Part 1 of a series.
So Thacher Proffitt has finally admitted that it will lay off associates early in 2008. I was in practice in the early 1990s, when the economy was sucking and firms were taking the then-unheard of step of laying off associates. At first (a small history lesson) many firms did not want to admit they were doing badly, and so blamed associate performance. Nice touch. Eventually, associate layoffs became de rigueur.
One lesson I learned then: When one firm publicly starts laying off associates, many more firms are getting ready to do the same. So now is the time for action, so you, rather than the vagaries of law firm politics, can be sailing your ship when the seas get rough.
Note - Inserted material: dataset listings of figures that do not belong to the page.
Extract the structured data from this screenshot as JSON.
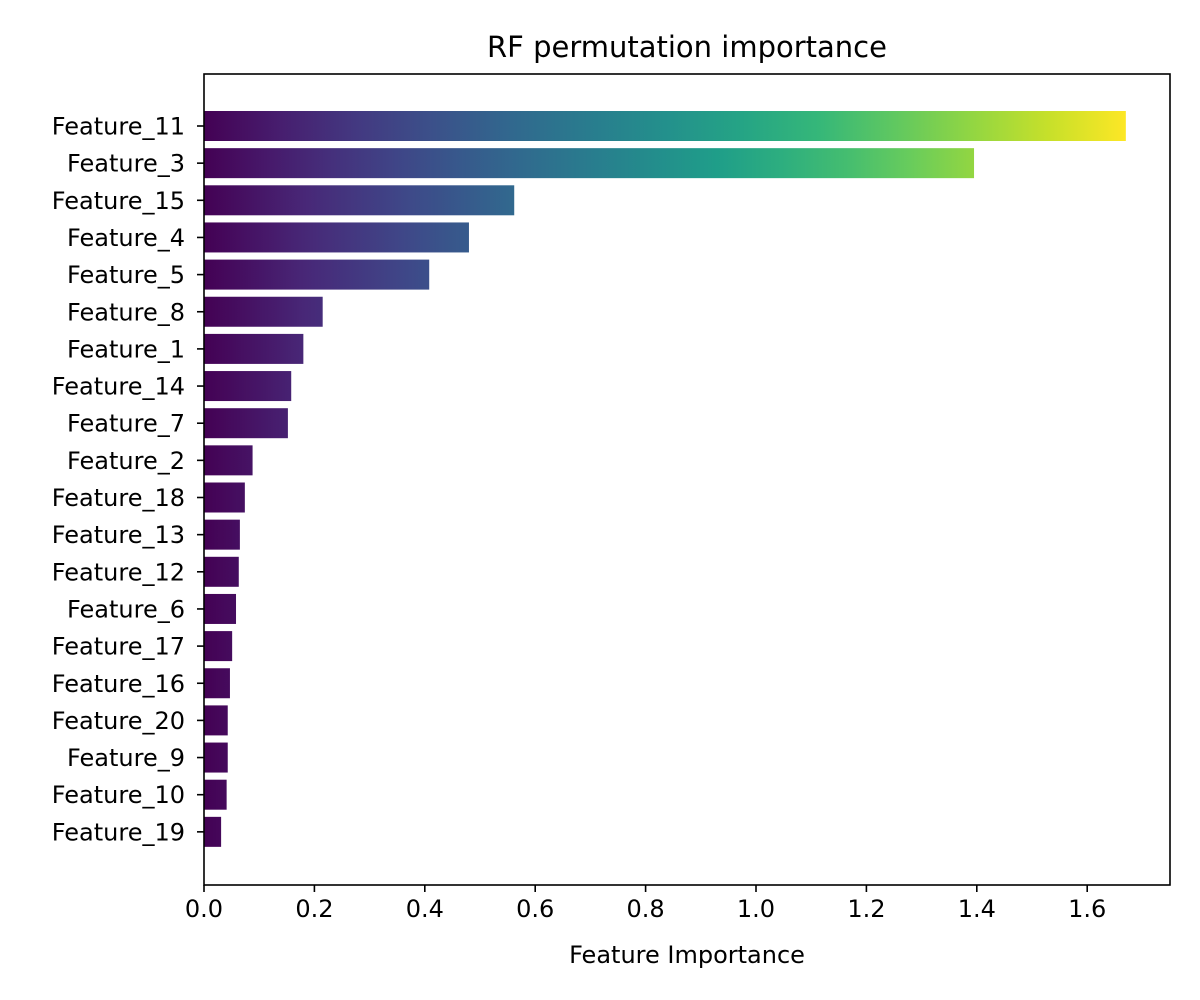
{
  "chart_data": {
    "type": "bar",
    "orientation": "horizontal",
    "title": "RF permutation importance",
    "xlabel": "Feature Importance",
    "ylabel": "",
    "xlim": [
      0,
      1.75
    ],
    "xticks": [
      0.0,
      0.2,
      0.4,
      0.6,
      0.8,
      1.0,
      1.2,
      1.4,
      1.6
    ],
    "xtick_labels": [
      "0.0",
      "0.2",
      "0.4",
      "0.6",
      "0.8",
      "1.0",
      "1.2",
      "1.4",
      "1.6"
    ],
    "grid": false,
    "colormap": "viridis",
    "categories": [
      "Feature_11",
      "Feature_3",
      "Feature_15",
      "Feature_4",
      "Feature_5",
      "Feature_8",
      "Feature_1",
      "Feature_14",
      "Feature_7",
      "Feature_2",
      "Feature_18",
      "Feature_13",
      "Feature_12",
      "Feature_6",
      "Feature_17",
      "Feature_16",
      "Feature_20",
      "Feature_9",
      "Feature_10",
      "Feature_19"
    ],
    "values": [
      1.67,
      1.395,
      0.562,
      0.48,
      0.408,
      0.215,
      0.18,
      0.158,
      0.152,
      0.088,
      0.074,
      0.065,
      0.063,
      0.058,
      0.051,
      0.047,
      0.043,
      0.043,
      0.041,
      0.031
    ]
  }
}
What action, you ask? Accept that you’re going to get laid off, and plan accordingly.
I can hear the howls. But hear me out.
In an uncertain economy, even BigLaw jobs are at risk. Even if you do great work. If you’re in the wrong practice area, i.e., a lagging one such as mortgage credit or even litigation (companies sue less during economic downturns), or if your billables aren’t outrageously beyond 2100, or if some powerful partner just doesn’t like you, or whatever else, you could easily be toast.
Don’t forget, partners lie all the time about how a firm or practice area is doing. Some don’t really know, others do but think that by delaying the bad news, they can somehow turn the situation around. They’re all engaging in some form of delusion, but by the time they have to stop, it’s too late for you. So quit wasting time worrying about whether you might survive a wave of layoffs. You’ve got things to do, and you don’t have the luxury of fretting.
If you’re reading this blog, chances are you want to get out of your current situation. Use the layoff scare to your advantage. Look at your finances and plan to be laid off in February 2008. What would you differently now if you knew it was coming? Then do it.
For example, if you got a raise or big bonus, bully for you. Don’t spend more than 20% of it, if that. Use it instead to pay off debt, or if you’re lucky enough not to have any, sock it away.
You need to plan now for a lower standard of living. If you’re renting, find a cheaper place while your credit is good. Particularly if you are single, you don’t have to live in the best place, just one that is fairly safe and not horribly inconvenient. If you have a mortgage, this probably isn’t a great time to sell, but maybe you could move to a cheaper rental and rent your house. It’s all about creativity, folks.